Breach of Duty of Care for Failure to Investigate Harassment Claim

LAURENCE FAUTH
REPRESENTING INTERNATIONAL CIVIL SERVANTS SINCE 2002


APRIL 2008 – TIPS AND INFORMATION NEWSLETTER

International organizations are obligated by dint of their written regulations and rules (and according to general principles of law) to investigate allegations of harassment reported to the administration. According to the ILO Administrative Tribunal, the failure to investigate harassment charges constitutes a breach of good faith which deprives the staff member from proving the allegations. In Judgment No. 2654 (103rd session), the staff member’s two-year contract was not extended following an extended period of sick leave.

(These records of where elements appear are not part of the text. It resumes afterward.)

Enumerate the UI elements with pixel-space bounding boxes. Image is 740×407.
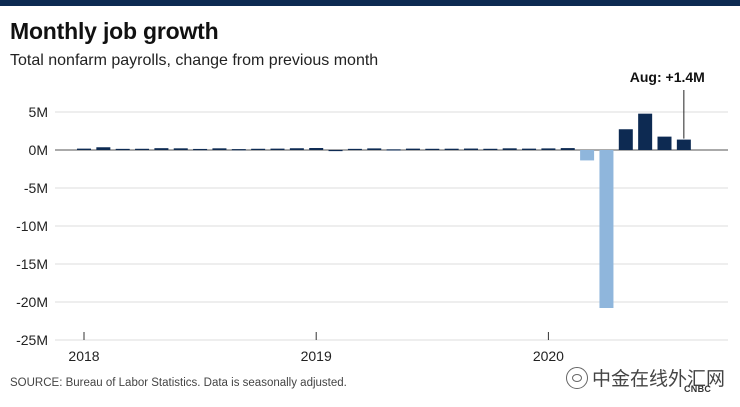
chart-subtitle: Total nonfarm payrolls, change from prev… [10, 52, 379, 69]
y-tick-label: -25M [16, 332, 48, 348]
x-tick-label: 2020 [533, 348, 564, 364]
bar [154, 148, 169, 150]
bar [560, 148, 575, 150]
x-tick-label: 2018 [68, 348, 99, 364]
bar [77, 148, 91, 150]
annotation-label: Aug: +1.4M [630, 69, 705, 85]
bar [212, 148, 227, 150]
chart-title: Monthly job growth [10, 18, 219, 44]
bar [193, 148, 208, 151]
source-note: SOURCE: Bureau of Labor Statistics. Data… [10, 377, 347, 389]
bar [289, 148, 304, 150]
bar [231, 149, 246, 151]
bar [444, 148, 459, 150]
bar [599, 150, 614, 309]
watermark-text: 中金在线外汇网 [592, 368, 726, 390]
bar [502, 148, 517, 150]
bar [405, 148, 420, 150]
bar [618, 129, 633, 150]
bar [309, 148, 324, 150]
bar [328, 149, 343, 152]
bar [464, 148, 478, 150]
watermark: 中金在线外汇网 [566, 364, 725, 391]
bar [270, 148, 285, 150]
bar [580, 150, 595, 161]
y-tick-label: 0M [29, 142, 48, 158]
bar [367, 148, 382, 150]
bar [483, 148, 498, 150]
y-tick-label: -5M [24, 180, 48, 196]
bar [386, 149, 401, 151]
y-tick-label: -15M [16, 256, 48, 272]
bar [676, 139, 691, 150]
bar [347, 148, 362, 151]
bar [173, 148, 188, 150]
bar [251, 148, 266, 150]
y-tick-label: -20M [16, 294, 48, 310]
wechat-icon [566, 366, 588, 389]
y-tick-label: -10M [16, 218, 48, 234]
bar [657, 136, 672, 150]
bar [115, 148, 130, 151]
x-tick-label: 2019 [301, 348, 332, 364]
bar [522, 148, 537, 150]
bar [425, 148, 440, 150]
bar [135, 148, 150, 150]
bar [638, 113, 653, 150]
bar [541, 148, 556, 150]
y-tick-label: 5M [29, 104, 48, 120]
cnbc-logo: CNBC [684, 384, 712, 394]
top-accent-bar [0, 0, 740, 6]
bar [96, 147, 111, 150]
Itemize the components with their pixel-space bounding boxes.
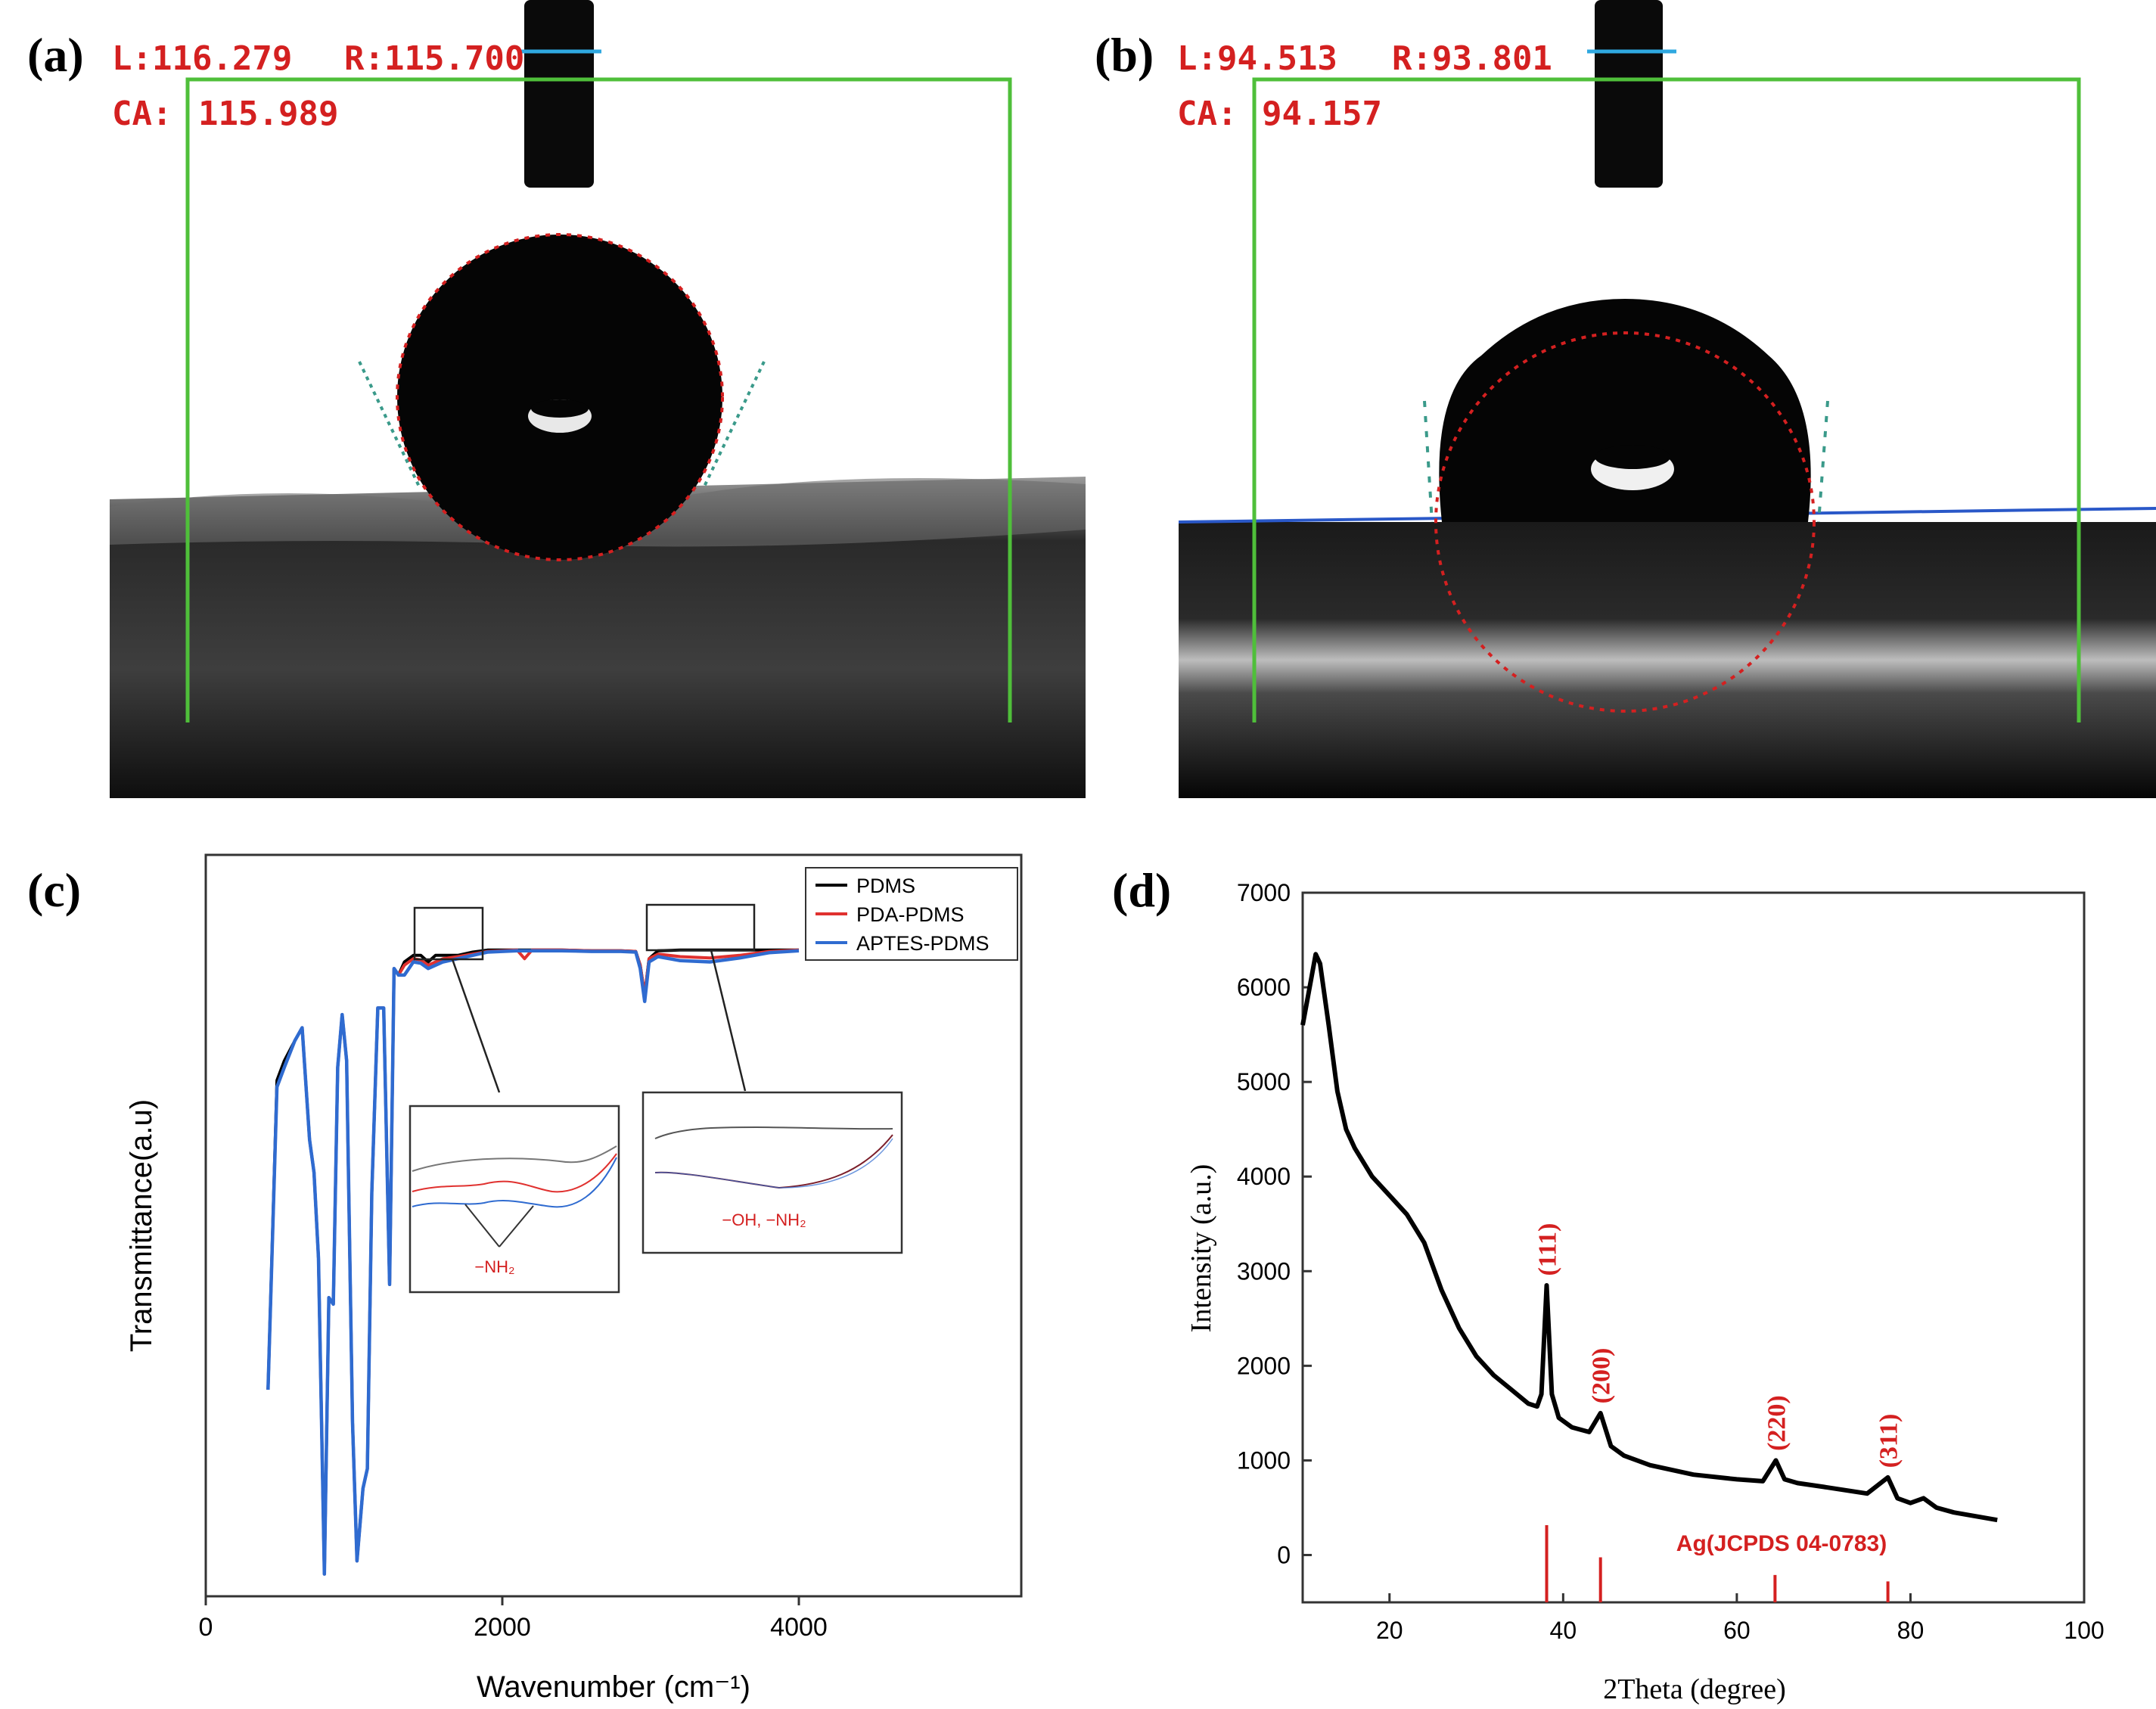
- panel-label-b: (b): [1095, 28, 1154, 82]
- right-angle-b: R:93.801: [1392, 39, 1552, 78]
- chart-d-ytick-label: 7000: [1237, 879, 1291, 906]
- chart-d-xtick-label: 40: [1550, 1617, 1577, 1644]
- needle: [524, 0, 594, 188]
- chart-d-ytick-label: 6000: [1237, 974, 1291, 1001]
- inset-2-pdms: [654, 1126, 893, 1139]
- ca-value-b: 94.157: [1262, 95, 1382, 133]
- chart-d-ytick-label: 4000: [1237, 1163, 1291, 1190]
- chart-d-xlabel: 2Theta (degree): [1603, 1673, 1786, 1705]
- chart-c-series: [266, 948, 800, 1576]
- droplet: [1439, 299, 1811, 522]
- zoom-connector-2: [710, 949, 747, 1092]
- right-angle-a: R:115.700: [344, 39, 525, 78]
- ca-label-a: CA:: [112, 95, 172, 133]
- tangent-right: [1817, 400, 1829, 523]
- needle: [1595, 0, 1663, 188]
- chart-d-series-xrd: [1300, 952, 1998, 1523]
- chart-d-peak-labels: (111) (200) (220) (311): [1534, 1223, 1903, 1468]
- zoom-box-2: [645, 903, 756, 952]
- chart-d-ytick-label: 1000: [1237, 1446, 1291, 1474]
- left-angle-a: L:116.279: [112, 39, 293, 78]
- chart-c-frame: [204, 853, 1023, 1598]
- legend-label-pdms: PDMS: [856, 875, 915, 897]
- panel-label-c: (c): [27, 863, 82, 917]
- chart-c-xtick-label: 0: [199, 1613, 213, 1642]
- chart-d-xtick-label: 60: [1723, 1617, 1751, 1644]
- reference-peaks-label: Ag(JCPDS 04-0783): [1676, 1531, 1887, 1556]
- inset-nh2: −NH₂: [409, 1105, 620, 1294]
- chart-d-ylabel: Intensity (a.u.): [1185, 1164, 1217, 1333]
- inset-2-aptes: [654, 1138, 893, 1189]
- fit-circle: [1434, 331, 1816, 713]
- contact-angle-photo-b: [1179, 0, 2156, 798]
- chart-c-legend: PDMS PDA-PDMS APTES-PDMS: [805, 867, 1018, 961]
- chart-d-ytick-label: 3000: [1237, 1257, 1291, 1285]
- inset-1-pdms: [412, 1145, 617, 1172]
- inset-1-annotation: −NH₂: [474, 1257, 514, 1276]
- peak-label: (111): [1534, 1223, 1562, 1276]
- peak-label: (311): [1875, 1414, 1903, 1468]
- fit-circle: [396, 233, 724, 561]
- chart-d-frame: [1301, 891, 2086, 1604]
- peak-label: (220): [1763, 1395, 1791, 1451]
- contact-angle-photo-a: [110, 0, 1086, 798]
- inset-1-aptes: [412, 1157, 617, 1208]
- substrate: [1179, 522, 2156, 798]
- legend-label-pda-pdms: PDA-PDMS: [856, 903, 965, 926]
- inset-1-pda: [412, 1153, 617, 1193]
- tangent-right: [702, 361, 766, 489]
- left-angle-b: L:94.513: [1177, 39, 1337, 78]
- legend-label-aptes-pdms: APTES-PDMS: [856, 932, 989, 955]
- fit-box: [185, 77, 1012, 722]
- fit-box: [1252, 77, 2081, 722]
- ca-value-a: 115.989: [198, 95, 339, 133]
- panel-label-a: (a): [27, 28, 84, 82]
- chart-d-reference-peaks: [1545, 1524, 1890, 1602]
- chart-c-xtick-label: 2000: [474, 1613, 531, 1642]
- chart-d-series: [1300, 952, 1998, 1523]
- chart-d-ytick-label: 5000: [1237, 1068, 1291, 1095]
- chart-d-xtick-label: 20: [1376, 1617, 1403, 1644]
- chart-c-xtick-label: 4000: [770, 1613, 828, 1642]
- inset-2-annotation: −OH, −NH₂: [722, 1210, 806, 1229]
- chart-d-ytick-label: 0: [1277, 1541, 1291, 1568]
- panel-label-d: (d): [1112, 863, 1172, 917]
- peak-label: (200): [1588, 1348, 1616, 1404]
- chart-c-ticks: 0 2000 4000: [199, 1596, 828, 1642]
- chart-d-ytick-label: 2000: [1237, 1352, 1291, 1379]
- chart-c-xlabel: Wavenumber (cm⁻¹): [477, 1670, 750, 1704]
- tangent-left: [358, 361, 421, 489]
- chart-c-series-aptes-pdms: [266, 949, 800, 1576]
- droplet: [397, 235, 722, 560]
- tangent-left: [1423, 400, 1434, 523]
- zoom-connector-1: [451, 959, 501, 1093]
- chart-c-ylabel: Transmittance(a.u): [125, 1099, 158, 1352]
- substrate: [110, 477, 1086, 798]
- ca-label-b: CA:: [1177, 95, 1238, 133]
- chart-d-xtick-label: 80: [1897, 1617, 1925, 1644]
- chart-d-xtick-label: 100: [2064, 1617, 2104, 1644]
- inset-oh-nh2: −OH, −NH₂: [642, 1091, 903, 1254]
- inset-2-frame: [642, 1091, 903, 1254]
- zoom-box-1: [413, 906, 484, 961]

She challenged the decision as part of the moral harassment she suffered by the actions of her supervisor, which had not been investigated by the administration. The internal appeals board recommended an award of six months salary for failure to investigate the harassment charges. The Director General agreed to follow the recommendation. The ILO Administrative Tribunal awarded an additional 18 months of salary (for a total of 2 years) for the breach of good faith.


The United Nations recently announced that Secretary-General Ban Ki-moon approved the appointment of the first four (4) members of a new body (Internal Justice Council) that will advise on the overhaul of the United Nations‘ internal justice system. The five-member Council will consist of a staff representative, a management representative and two distinguished external jurists, one nominated by the staff and one by management, all of whom have been approved. The chair will be chosen by these four. The two members nominated by staff are Jenny Clift of Australia, a Vienna-based senior legal officer with the International Trade Law Division of the Office of Legal Affairs and Geoffrey Robertson of the United Kingdom and Australia, who served as the first President of the UN Special Court for Sierra Leone. The two members nominated by management are Maria Vicien-Milburn of Argentina, Director of the General Legal Division of the OLA, and Sinha Basnayake of Sri Lanka, who previously served in the same position and has since served the Organization in various advisory capacities on legal and administrative issues. These four will choose a distinguished juror to act as chair. The Council will advise the General Assembly on suitable candidates for the positions of judges on the future UN Dispute Tribunal and the UN Appeals Tribunal, draft a code of conduct for the judges, and provide its views on the implementation of the new system to the Assembly.


The ILO Administrative Tribunal will hold its 105th session from 28 April 2008 to 16 May 2008 where it will consider and decide some 50 appeals. It will make its decisions public on Wednesday 9 July 2008.